Dr. Durana therefore emphasizes on the importance of listening to and engaging with the client, instead of "treating" or "fixing." Through this, a trusting relationship is developed and this allows the client to feel safer in exploring his or her deeper areas of concern. Even those who may not be ready or even willing to engage in deeper self-analysis, will nevertheless benefit from this caring relationship and may discover new resources, gain skills and knowledge.

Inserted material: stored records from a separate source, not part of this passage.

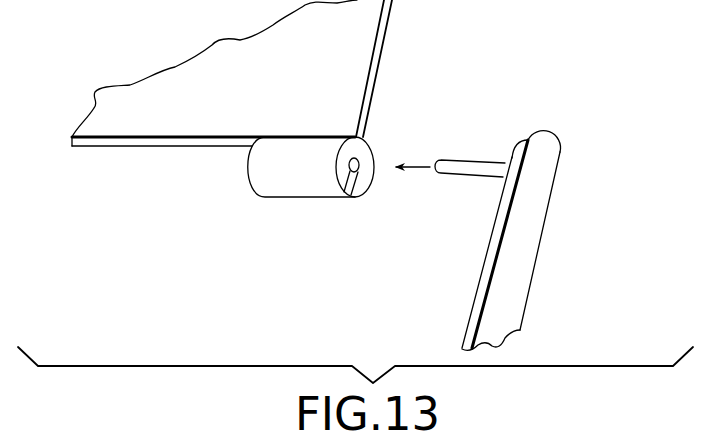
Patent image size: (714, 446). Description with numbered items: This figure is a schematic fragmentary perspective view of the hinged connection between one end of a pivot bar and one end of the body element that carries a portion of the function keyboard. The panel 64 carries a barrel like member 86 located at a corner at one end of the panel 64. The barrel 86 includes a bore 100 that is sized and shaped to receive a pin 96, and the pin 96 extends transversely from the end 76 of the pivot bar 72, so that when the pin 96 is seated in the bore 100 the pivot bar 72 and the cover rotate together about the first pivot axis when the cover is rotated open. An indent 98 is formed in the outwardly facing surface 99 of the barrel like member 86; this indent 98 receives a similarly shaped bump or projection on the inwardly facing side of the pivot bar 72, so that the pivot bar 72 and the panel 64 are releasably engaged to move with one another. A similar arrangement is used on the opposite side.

The barrel like member 86 is at (282, 147).
The panel 64 is at (402, 13).
The outwardly facing surface 99 is at (366, 169).
The bore 100 is at (360, 164).
The indent 98 is at (342, 178).
The pin 96 is at (465, 192).
The pivot bar 72 is at (545, 277).
The end of the pivot bar 76 is at (575, 143).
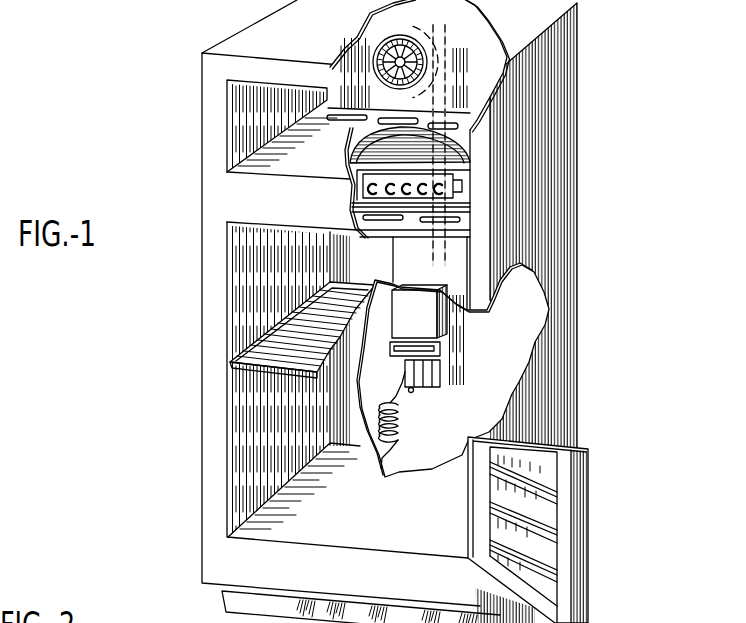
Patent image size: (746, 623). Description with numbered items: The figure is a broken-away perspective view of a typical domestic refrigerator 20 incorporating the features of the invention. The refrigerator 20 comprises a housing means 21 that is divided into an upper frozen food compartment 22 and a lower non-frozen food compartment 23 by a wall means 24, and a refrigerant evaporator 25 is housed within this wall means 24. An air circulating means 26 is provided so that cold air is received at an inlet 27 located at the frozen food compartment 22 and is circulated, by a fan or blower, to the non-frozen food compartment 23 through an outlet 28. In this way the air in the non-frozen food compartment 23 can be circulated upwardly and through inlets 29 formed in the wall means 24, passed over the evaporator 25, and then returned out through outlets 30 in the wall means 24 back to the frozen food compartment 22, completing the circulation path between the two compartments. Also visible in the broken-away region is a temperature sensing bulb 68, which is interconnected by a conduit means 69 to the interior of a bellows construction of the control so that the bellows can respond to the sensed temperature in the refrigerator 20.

The refrigerator 20 is at (600, 86).
The housing means 21 is at (243, 42).
The frozen food compartment 22 is at (250, 127).
The non-frozen food compartment 23 is at (257, 282).
The wall means 24 is at (250, 206).
The refrigerant evaporator 25 is at (455, 188).
The air circulating means 26 is at (428, 328).
The inlet 27 is at (415, 57).
The outlet 28 is at (441, 377).
The inlets 29 is at (380, 214).
The outlets 30 is at (337, 115).
The temperature sensing bulb 68 is at (382, 466).
The conduit means 69 is at (401, 427).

Dr. Durana is effective because he understands and empathizes with what's most important for you, and how much you're willing to engage and to learn; in this sense, you set the agenda. Another good predictor of a successful result, therefore, is the agreement of goals and tasks to be performed. In the end, if you, the client, see the product of the Reston couples counseling as a result of your own best efforts and have accepted responsibility for the changes, then the results are more likely to last.

Client Expectancy and Hope in Couples Counseling

Reston Couples CounselingPeople who seek Reston couples counseling are usually those who are experiencing mental and emotional pain and those who aren't functioning exceptionally. This is because sometimes, people continually use old and ineffective strategies, avoid or deny problems, or simply don't have a support system. People often seek help after feeling demoralized in their own problem solving efforts or might even feel stuck and powerless about changing things. However, the act of doing therapy shows a new determination to get better, the "I can do it" attitude; this is an act of hope.

Good therapy supports this type of thinking. It gives the clients hope - it tells them that something can be done to make their case better. Dr. Durana's methods for counseling makes way for clients to experience effective problem-solving techniques. A client's perception of the problem and his/her hope about how to imporove it is the third important factor in determining the success of counseling. Of course, it helps to believe that therapy has some sort of a healing property. The client will have the capacity and the power to promote recovery and change only when his strengths, resources and capabilities are enhanced and when the functional areas in his life are acknowledged.

Change is seen as a gradual process wherein a person tries out new things a lot of times. Applying this to everyday life, a person changes after constant thinking about a problem, constant exploration and experimentation of solutions and unending receiving of feedback from his immediate environment. These are natural self-righting mechanisms, that when promoted, will generate hopefulness in the pursuit of goals.

Reston couples counseling can be helpful for many individuals. Therapy research findings contend that beneficial effects can be attained in 5-10 sessions with at least 50% of clients. 20-30% of the clients, however, need about 25 sessions. Clients who are very hostile, poorly motivated, have a history of poor relationships or expect to be passive recipients of a medical procedures are more likely not to benefit.

Methods or Models of Couples Counseling

The Caring Approach offers Reston couples counseling services to develop skills for understanding the changing behaviors and attitudes that interfere with healthy individual and couple functioning properly.
The last element of therapeutic success contributing approximately fifteen percent of the total benefit refers to the methods or techniques used in Reston couples counseling. The other 3 elements mentioned earlier in this write-up contributes 40% for client factor, 30% for client-therapist relationship and 15% for hope expectancy.

More significant than the approach or method is how you, the client, utilize it. Be aware that the most important healing factor is no one else but YOU. Indeed, healing is best achieved through the personal efforts of the client: self-healing and self-actualizing. Together with hope and the therapist's support, the Reston couples counseling techniques would help you get to a stage of healing. The magic is within you, the client.